PCP/Açores quer Aeroporto de Santa Maria aberto no período noturno

 

Lusa/AO online   Regional   8 de Nov de 2012, 13:55

O PCP/Açores apresentou esta quinta-feira uma iniciativa legislativa que recomenda ao Governo da República que o Aeroporto de Santa Maria se mantenha aberto no período noturno, entre as 21:30 e as 00:00.

"Deu hoje entrada no parlamento um projeto de resolução que pretende recomendar ao Governo da República a reabertura do aeroporto entre as 21:30 e as 24:00, repondo o horário de funcionamento que se verificava até final de outubro", anunciou Aníbal Pires, coordenador do PCP nos Açores e único deputado do partido no parlamento regional.

Aníbal Pires, que falava numa conferência de imprensa em Ponta Delgada, destacou a "importância" do Aeroporto de Santa Maria para as escalas técnicas do tráfego aéreo que atravessa o Atlântico Norte, mas também devido às "repercussões na receita da ANA e do handling da companhia aérea açoriana SATA, o que acaba por influenciar a economia mariense".

Nesse sentido, revelou que, desde o início deste mês, já se realizaram "18 ou 19 escalas técnicas" naquele aeroporto, enquanto em outubro foram realizadas 40 escalas técnicas, frisando que "o Aeroporto de Santa Maria continua a ser muito utilizado pela aviação civil e comercial e por aeronaves privadas".

A iniciativa legislativa do PCP/Açores surge na sequência da decisão da ANA, empresa que gere os aeroportos portugueses, de encerrar o Aeroporto de Santa Maria entre as 21:30 e as 06:30, justificada com a "evolução do tráfego noturno verificado nos últimos 12 meses" nesta infraestrutura.

Na conferência de imprensa hoje realizada, Aníbal Pires apresentou também um projeto de resolução que visa "a execução de um protocolo assinado no verão de 2011" com o Governo da República, relacionado com a cedência dos terrenos da ANA que não estão afetos à atividade aeroportuária para o domínio privado da Região e do município de Vila do Porto.

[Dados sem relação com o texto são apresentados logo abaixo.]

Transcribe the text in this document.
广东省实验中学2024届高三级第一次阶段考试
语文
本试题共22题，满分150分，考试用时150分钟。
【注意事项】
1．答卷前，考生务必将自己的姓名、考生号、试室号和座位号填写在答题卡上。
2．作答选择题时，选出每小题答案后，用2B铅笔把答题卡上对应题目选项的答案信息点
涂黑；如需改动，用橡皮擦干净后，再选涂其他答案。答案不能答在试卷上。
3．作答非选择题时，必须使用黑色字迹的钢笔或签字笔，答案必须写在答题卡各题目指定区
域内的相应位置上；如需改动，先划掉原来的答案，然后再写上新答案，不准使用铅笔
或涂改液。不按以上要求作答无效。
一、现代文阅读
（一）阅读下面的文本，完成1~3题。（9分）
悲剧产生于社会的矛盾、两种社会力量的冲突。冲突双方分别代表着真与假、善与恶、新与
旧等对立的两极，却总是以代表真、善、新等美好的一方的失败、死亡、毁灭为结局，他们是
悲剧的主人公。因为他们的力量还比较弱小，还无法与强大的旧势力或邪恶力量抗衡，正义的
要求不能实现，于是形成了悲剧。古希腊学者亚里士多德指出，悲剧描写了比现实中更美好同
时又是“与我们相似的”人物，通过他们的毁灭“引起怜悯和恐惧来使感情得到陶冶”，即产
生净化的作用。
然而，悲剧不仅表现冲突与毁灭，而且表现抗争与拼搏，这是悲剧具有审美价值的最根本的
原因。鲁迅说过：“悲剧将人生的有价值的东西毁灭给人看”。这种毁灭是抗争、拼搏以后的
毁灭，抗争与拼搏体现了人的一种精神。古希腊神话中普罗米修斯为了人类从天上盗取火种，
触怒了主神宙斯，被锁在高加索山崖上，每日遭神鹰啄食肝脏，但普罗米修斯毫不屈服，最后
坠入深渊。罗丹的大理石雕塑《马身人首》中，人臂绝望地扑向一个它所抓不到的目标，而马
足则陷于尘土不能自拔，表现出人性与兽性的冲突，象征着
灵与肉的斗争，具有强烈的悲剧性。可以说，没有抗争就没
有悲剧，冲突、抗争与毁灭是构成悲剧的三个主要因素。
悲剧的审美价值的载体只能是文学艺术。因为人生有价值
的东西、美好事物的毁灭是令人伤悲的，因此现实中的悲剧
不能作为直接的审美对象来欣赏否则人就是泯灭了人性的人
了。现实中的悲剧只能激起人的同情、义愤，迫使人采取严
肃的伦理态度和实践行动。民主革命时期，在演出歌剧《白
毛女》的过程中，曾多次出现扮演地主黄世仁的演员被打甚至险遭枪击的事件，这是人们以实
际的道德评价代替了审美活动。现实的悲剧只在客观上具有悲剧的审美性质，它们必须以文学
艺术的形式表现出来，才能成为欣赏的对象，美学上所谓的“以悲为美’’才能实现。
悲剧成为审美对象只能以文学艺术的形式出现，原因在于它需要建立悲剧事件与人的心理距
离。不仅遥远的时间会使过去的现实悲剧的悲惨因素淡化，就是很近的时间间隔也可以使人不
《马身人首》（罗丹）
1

"Os terrenos estão abandonados”, frisou o dirigente regional comunista, acrescentando, no entanto, que representam uma área importante "de expansão urbana natural" de Vila do Porto.

Aníbal Pires salientou que “ao longo dos anos foram desafetadas algumas parcelas de terreno, mas o essencial continua na posse do Estado”.